Przecinek przed i niepotrzebny, przed
drugim czy go brakuje.
Uh… Nie wiem, co mam w sumie
napisać o tej notce. Poza tym, że jest niesamowicie nieudana, oczywiście, ale
to chyba sama wiesz. Jestem zdecydowanie przeciwko dodawaniu czegoś na bloga bo trzeba albo bo już napisałam, to dodam, a właśnie druga wersja tutaj występuje.
Jeśli nawet tak stwierdziłaś, to nie widzę potrzeby dzielenia się tym z
czytelnikami, bo według mnie zupełnie psuje to odbiór, kiedy przyznajesz się,
że w sumie to nie przygotowałaś się wcale do pisania i nie wiedziałaś, co
chcesz napisać. No ale cóż… Mam nadzieję, że dalej będzie ciekawiej i bardziej
udanie.
Nie szata zdobi człowieka.
„Nie będę nakazywać wam
czegokolwiek, bo ja tak sądzę, i tak musi być, koniec kropka.” – Niepotrzebny
przecinek.
„Każdy z nas jest wolny, i ma
prawo do tego, by mieć odmienne zdanie na dany temat.” – Po raz kolejny to
samo. W większości przypadków przed i
nie stawiamy kropki. Wyjątek stanowi zdanie, w którym i następuje po wtrąceniu.

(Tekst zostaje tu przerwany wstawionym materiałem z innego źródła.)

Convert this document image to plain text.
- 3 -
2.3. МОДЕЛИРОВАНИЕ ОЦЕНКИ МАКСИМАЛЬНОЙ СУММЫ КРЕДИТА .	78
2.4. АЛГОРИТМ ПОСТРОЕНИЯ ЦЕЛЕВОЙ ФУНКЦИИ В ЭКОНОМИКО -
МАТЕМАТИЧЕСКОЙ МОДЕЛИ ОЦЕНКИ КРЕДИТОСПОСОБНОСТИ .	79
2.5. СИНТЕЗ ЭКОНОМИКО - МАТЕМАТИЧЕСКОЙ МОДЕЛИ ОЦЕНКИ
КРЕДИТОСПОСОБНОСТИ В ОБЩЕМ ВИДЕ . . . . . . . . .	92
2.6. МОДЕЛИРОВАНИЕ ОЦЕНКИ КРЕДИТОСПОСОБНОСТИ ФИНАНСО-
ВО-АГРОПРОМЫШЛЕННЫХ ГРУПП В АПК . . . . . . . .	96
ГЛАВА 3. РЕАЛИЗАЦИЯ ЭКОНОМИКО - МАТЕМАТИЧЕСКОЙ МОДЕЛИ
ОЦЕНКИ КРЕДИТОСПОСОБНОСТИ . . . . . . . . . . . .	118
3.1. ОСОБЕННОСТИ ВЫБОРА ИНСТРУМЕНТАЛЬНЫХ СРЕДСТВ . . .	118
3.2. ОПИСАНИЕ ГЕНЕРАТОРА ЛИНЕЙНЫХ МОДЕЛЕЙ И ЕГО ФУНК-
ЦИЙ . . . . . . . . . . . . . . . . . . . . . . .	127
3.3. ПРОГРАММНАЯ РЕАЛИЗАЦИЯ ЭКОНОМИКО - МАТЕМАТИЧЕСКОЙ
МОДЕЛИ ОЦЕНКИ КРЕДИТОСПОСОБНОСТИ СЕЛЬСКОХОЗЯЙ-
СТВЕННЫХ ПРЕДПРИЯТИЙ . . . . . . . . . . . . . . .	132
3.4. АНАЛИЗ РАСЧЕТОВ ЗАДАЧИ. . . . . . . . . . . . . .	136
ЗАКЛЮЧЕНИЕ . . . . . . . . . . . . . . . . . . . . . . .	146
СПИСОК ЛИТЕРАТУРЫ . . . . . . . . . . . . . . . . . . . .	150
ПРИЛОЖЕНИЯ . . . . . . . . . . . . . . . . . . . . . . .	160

„Nie wszyscy śpią na pieniądzach, i mogą
pozwolić sobie na markowe ciuchy.” – To samo.
„Tym bardziej, że o pracę
z roku na rok, jest
co raz trudniej.” – Podkreślone elementy to główne części zdania, które nie
powinny być oddzielone.
„Przed telewizorkiem się siedzi, i
tylko ćwiczy paluszki.”
„Kto z nas wie, czy ta osoba nie
jest chora, a jej otyłość-nie jest sprawką leków?” – Po co ten dywiz?
Refleksja bardzo typowa, choć
niekoniecznie związana z tematyką bloga. Zapowiadałaś jednak w pierwszym
poście, że nie będziesz pisać tylko o górach, więc nie byłam zaskoczona. Za to
notka ta z zupełnie innego powodu znudziła mnie kompletnie. Nie napisałaś
zupełnie nic nowego, takie refleksje można znaleźć na prawie każdym blogu z
przemyśleniami. W sumie nadal czekam na coś o górach, co wykraczałoby poza
Twoje zdjęcia z kilku wypraw opisane jednym lub dwoma krótkimi zdaniami.
Stroje podhalańskie #1,
Stroje podhalańskie #2
Źródło informacji zostało podane,
jednak niezbyt wiele zmieniłaś w tekstach opisujących elementy stroju. W drugim poście plusem było to, że podjęłaś
jakąś dyskusję z czytelnikami na ten temat. Pytania w notce na pewno pomagają w
uzyskaniu kontaktu z ludźmi. I w końcu zaczęło się coś o górach!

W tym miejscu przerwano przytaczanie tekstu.